4. The scope of this project is limited. We evaluate loyalty for a single age range (18-21 years) in an attempt to maintain them as customers. However, these opinions may change with age. For example, the quality of a company being "down-to-earth" was negatively associated for this age group. As this group grows older, it is likely this could change and as such, marketing strategies implemented for them may no longer work. Additionally, there are generational differences that exist. In other words, the qualities that indicate loyalty for this particular set of 18-21 year-olds may be different than the next round of 18-21 year-olds. A longitudinal study may be required to evaluate whether the same BEPF factors are applicable across generations. Additional studies should be conducted to determine the most significant BEPF factors across different age groups. 

# 8. Conclusions and Call to Action





The corporation in question should utilize the results of the regression when garnering loyalty for consumers in the age range 18-21 years. Our recommendations based on the results of the multiple linear regression are as follows:

1. Positively associated trait: Responsible
  * Corporate responsibility is shown to be positively associated with consumer loyalty for this age group. 
  * Items in this category include the coporation's contributions to societal issues, the environment, or the economy. 
  * Action items here can include taking active responsibility when a fault is made by the company *or* acting of their own volition in response to current events. Examples include:
    * Appropriate treatment of workers including but not limited to wages, healthcare, hiring practices, etc. 
    * Charitable actions
    * Reducing carbon footprint, fair-trade practices, environmentally conscious efforts, etc. 
    * Public statements regarding current events
  * A historic example of corporate responsibilty is Procter & Gamble donating money for every purchase of Dawn dish soap in response to the 2010 Deepwater Horizon Oil Spill. 

2. Positively associated trait: Sentimental
  * Sentimentality is shown to be positively associated with consumer loyalty for this age group. 
  * Items in this category can involve personalized customer service, creating happy experiences, and maintaining positive reputations. 
  * Marketing employees may consider using sentiment analysis on public or social media to understand where their company exists among competitors in terms of positive, neutral, or negative sentiments. 
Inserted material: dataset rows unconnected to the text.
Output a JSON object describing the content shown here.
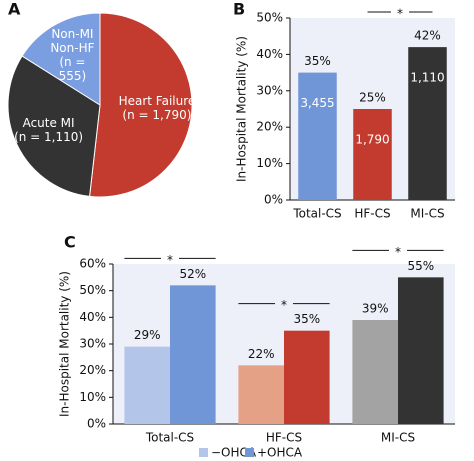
{
  "chart_data": [
    {
      "type": "pie",
      "panel": "A",
      "categories": [
        "Heart Failure",
        "Acute MI",
        "Non-MI Non-HF"
      ],
      "values": [
        1790,
        1110,
        555
      ],
      "value_labels": [
        "(n = 1,790)",
        "(n = 1,110)",
        "(n = 555)"
      ],
      "colors": [
        "#c23b2e",
        "#333333",
        "#7b9ee0"
      ]
    },
    {
      "type": "bar",
      "panel": "B",
      "ylabel": "In-Hospital Mortality (%)",
      "categories": [
        "Total-CS",
        "HF-CS",
        "MI-CS"
      ],
      "values": [
        35,
        25,
        42
      ],
      "value_labels": [
        "35%",
        "25%",
        "42%"
      ],
      "counts": [
        3455,
        1790,
        1110
      ],
      "count_labels": [
        "3,455",
        "1,790",
        "1,110"
      ],
      "colors": [
        "#7096d8",
        "#c23b2e",
        "#333333"
      ],
      "annotation": "*",
      "ylim": [
        0,
        50
      ],
      "yticks": [
        {
          "value": 0,
          "label": "0%"
        },
        {
          "value": 10,
          "label": "10%"
        },
        {
          "value": 20,
          "label": "20%"
        },
        {
          "value": 30,
          "label": "30%"
        },
        {
          "value": 40,
          "label": "40%"
        },
        {
          "value": 50,
          "label": "50%"
        }
      ]
    },
    {
      "type": "bar",
      "panel": "C",
      "ylabel": "In-Hospital Mortality (%)",
      "categories": [
        "Total-CS",
        "HF-CS",
        "MI-CS"
      ],
      "series": [
        {
          "name": "−OHCA",
          "color": "#b4c5ea",
          "colors": [
            "#b4c5ea",
            "#e4a185",
            "#a3a3a3"
          ],
          "values": [
            29,
            22,
            39
          ],
          "value_labels": [
            "29%",
            "22%",
            "39%"
          ]
        },
        {
          "name": "+OHCA",
          "color": "#7096d8",
          "colors": [
            "#7096d8",
            "#c23b2e",
            "#333333"
          ],
          "values": [
            52,
            35,
            55
          ],
          "value_labels": [
            "52%",
            "35%",
            "55%"
          ]
        }
      ],
      "annotations": [
        "*",
        "*",
        "*"
      ],
      "ylim": [
        0,
        60
      ],
      "yticks": [
        {
          "value": 0,
          "label": "0%"
        },
        {
          "value": 10,
          "label": "10%"
        },
        {
          "value": 20,
          "label": "20%"
        },
        {
          "value": 30,
          "label": "30%"
        },
        {
          "value": 40,
          "label": "40%"
        },
        {
          "value": 50,
          "label": "50%"
        },
        {
          "value": 60,
          "label": "60%"
        }
      ]
    }
  ]
}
3. Negatively associated trait: Down-to-earth
  * Being "down-to-earth" was negatively associated with consumer loyalty for this age group. 
  * To avoid impressions of being "down-to-earth" marketing executives can employ a wistful, idealistic, or grandiose techniques when discussing or advertising the brand. 
  * For example, Delta Airlines may consider marketing air travel as "the most luxurious and exclusive mode of transportation" with similing and attractive airline staff, opulent seating and dining options, and beaming customers as opposed to realistic descriptions of air travel which can be frustrating, stressful, and unglamorous.